Der Rugby Club Konstanz siegt erneut 17:7 Heimsieg gegen Tübingen

17:7 Heimsieg gegen Tübingen: Die Mannschaft wächst zusammen!

Das Spiel war wenige Sekunden alt als allen klar geworden sein durfte, dass der RC Konstanz der Hinrunde 2018/19 nicht mehr viel mit dem RC Konstanz der letzten Saison(s) zu tun hat: Eigener Kickoff und statt wie jahrelang üblich die ersten 15 Minuten nicht so richtig wach zu sein machen dieses Mal 15 Konstanzer sofort Druck. Dieser zwingt den Kickempfänger zum Hospitalpass, der Ballträger wird im Tackle so abgeräumt dass er den Ball nicht halten kann und nach weniger als 10 Sekunden hat man den ersten Scrum tief in des Gegners Hälfte. Und so geht es konsequent weiter: Die Tackles sitzen, die Kommunikation ist stark verbessert, die eigenen Lineouts klappen und in den Scrums geht man zwar leicht nach hinten, gewinnt aber die eigenen Bälle allesamt doch irgendwie. Und hinten fallen langsam aber sicher die Punkte: 3:0 und 6:0 Pflummi, beide Kicks sauber drüber, die Mühen werden belohnt.
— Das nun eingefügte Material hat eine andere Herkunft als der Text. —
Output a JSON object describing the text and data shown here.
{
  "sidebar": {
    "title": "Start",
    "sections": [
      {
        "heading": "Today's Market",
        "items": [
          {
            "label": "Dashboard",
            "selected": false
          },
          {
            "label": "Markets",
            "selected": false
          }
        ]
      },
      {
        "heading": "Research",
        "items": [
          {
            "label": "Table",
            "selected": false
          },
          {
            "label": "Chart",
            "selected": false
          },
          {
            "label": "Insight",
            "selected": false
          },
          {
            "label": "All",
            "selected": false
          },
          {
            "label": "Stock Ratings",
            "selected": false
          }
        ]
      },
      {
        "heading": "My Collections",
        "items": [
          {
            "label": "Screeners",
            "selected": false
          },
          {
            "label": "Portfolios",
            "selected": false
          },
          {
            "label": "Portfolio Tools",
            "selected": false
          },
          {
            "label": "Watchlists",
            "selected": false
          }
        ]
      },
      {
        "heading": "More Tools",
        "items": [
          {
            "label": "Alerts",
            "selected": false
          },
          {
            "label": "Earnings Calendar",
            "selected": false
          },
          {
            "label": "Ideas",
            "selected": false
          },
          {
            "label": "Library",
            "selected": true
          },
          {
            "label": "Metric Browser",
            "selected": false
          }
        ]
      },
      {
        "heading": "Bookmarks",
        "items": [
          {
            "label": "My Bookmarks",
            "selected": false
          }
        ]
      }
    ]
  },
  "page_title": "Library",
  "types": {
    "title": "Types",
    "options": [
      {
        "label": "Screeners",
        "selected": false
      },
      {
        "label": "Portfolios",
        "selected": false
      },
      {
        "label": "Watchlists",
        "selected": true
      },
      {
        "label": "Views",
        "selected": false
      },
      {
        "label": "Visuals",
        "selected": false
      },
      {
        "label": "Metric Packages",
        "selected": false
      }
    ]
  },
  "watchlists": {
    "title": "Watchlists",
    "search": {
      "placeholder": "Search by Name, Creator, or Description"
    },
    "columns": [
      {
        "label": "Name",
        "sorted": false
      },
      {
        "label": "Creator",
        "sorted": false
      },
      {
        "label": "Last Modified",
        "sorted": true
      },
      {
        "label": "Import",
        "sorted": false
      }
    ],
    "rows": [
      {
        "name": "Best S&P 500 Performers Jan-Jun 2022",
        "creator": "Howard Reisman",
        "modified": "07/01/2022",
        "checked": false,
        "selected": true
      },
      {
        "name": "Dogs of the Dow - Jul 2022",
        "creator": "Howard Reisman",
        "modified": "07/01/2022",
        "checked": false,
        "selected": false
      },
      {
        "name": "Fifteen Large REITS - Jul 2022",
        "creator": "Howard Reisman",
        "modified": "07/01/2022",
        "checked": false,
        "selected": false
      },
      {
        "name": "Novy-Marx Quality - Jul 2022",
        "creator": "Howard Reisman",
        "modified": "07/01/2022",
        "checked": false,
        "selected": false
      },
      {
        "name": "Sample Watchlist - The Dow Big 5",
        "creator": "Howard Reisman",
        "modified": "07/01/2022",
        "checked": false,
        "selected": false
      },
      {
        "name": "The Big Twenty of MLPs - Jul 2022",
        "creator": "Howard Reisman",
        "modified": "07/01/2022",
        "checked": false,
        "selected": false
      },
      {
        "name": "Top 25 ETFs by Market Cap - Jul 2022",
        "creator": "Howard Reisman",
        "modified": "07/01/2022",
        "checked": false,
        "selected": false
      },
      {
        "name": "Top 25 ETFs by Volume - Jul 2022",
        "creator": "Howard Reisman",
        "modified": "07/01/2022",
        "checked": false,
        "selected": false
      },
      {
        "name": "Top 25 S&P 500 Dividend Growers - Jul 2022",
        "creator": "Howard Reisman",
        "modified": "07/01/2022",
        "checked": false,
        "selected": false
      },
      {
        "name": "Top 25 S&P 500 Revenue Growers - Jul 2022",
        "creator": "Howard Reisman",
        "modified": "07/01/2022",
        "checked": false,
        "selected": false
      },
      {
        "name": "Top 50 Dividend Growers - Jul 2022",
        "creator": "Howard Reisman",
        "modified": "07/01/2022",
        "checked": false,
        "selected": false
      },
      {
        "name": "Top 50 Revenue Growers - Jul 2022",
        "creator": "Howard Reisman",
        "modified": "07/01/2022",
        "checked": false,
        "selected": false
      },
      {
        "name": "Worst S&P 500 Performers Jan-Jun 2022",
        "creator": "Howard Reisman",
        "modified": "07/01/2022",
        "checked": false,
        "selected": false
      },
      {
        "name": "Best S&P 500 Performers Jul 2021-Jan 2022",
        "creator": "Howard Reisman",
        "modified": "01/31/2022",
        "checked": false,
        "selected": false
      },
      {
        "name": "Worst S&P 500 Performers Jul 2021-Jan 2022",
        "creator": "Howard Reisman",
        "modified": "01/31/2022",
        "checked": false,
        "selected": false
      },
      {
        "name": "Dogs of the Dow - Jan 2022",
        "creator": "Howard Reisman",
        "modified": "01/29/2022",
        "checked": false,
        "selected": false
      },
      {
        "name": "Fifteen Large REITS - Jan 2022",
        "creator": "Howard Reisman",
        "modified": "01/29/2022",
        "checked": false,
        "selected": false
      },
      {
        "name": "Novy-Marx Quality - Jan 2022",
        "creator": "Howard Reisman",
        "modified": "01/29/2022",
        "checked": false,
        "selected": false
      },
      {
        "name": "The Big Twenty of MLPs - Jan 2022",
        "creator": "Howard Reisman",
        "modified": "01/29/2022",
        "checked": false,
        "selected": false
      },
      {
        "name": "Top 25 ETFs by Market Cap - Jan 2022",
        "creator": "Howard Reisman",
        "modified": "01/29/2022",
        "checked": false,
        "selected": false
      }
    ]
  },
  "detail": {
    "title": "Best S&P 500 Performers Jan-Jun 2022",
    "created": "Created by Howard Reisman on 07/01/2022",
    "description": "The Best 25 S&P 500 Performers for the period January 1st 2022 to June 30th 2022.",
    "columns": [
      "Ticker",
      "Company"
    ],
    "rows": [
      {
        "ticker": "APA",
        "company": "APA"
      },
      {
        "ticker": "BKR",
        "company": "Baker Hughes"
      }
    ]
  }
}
Dann kommen die 10 Minuten von Jan: Saubere Ballstafette Nr. 1, Champagne Rugby, Knock-on. Saubere Ballstafette Nr. 2, Champagne Rugby, Knock-on. Saubere Ballstafette Nr. 3, Champagne Rugby, kn…eif mich mal, was ein geiler Lauf, Rieko Ioane hat Jan angeblich schon um ein Autogramm angebettelt: Nacheinander mit einem Step, einem Handoff, einem guten alten wenn-ich-nicht-an-dir-vorbeilaufen-kann-lauf-ich-eben-über-dich-drüber-Crash und einem Schlußspurt 40 Meter die rechte Linie runter, Versuch, 11:00. Touch-Line Conversion geht knapp vorbei, aber hey, 11:0!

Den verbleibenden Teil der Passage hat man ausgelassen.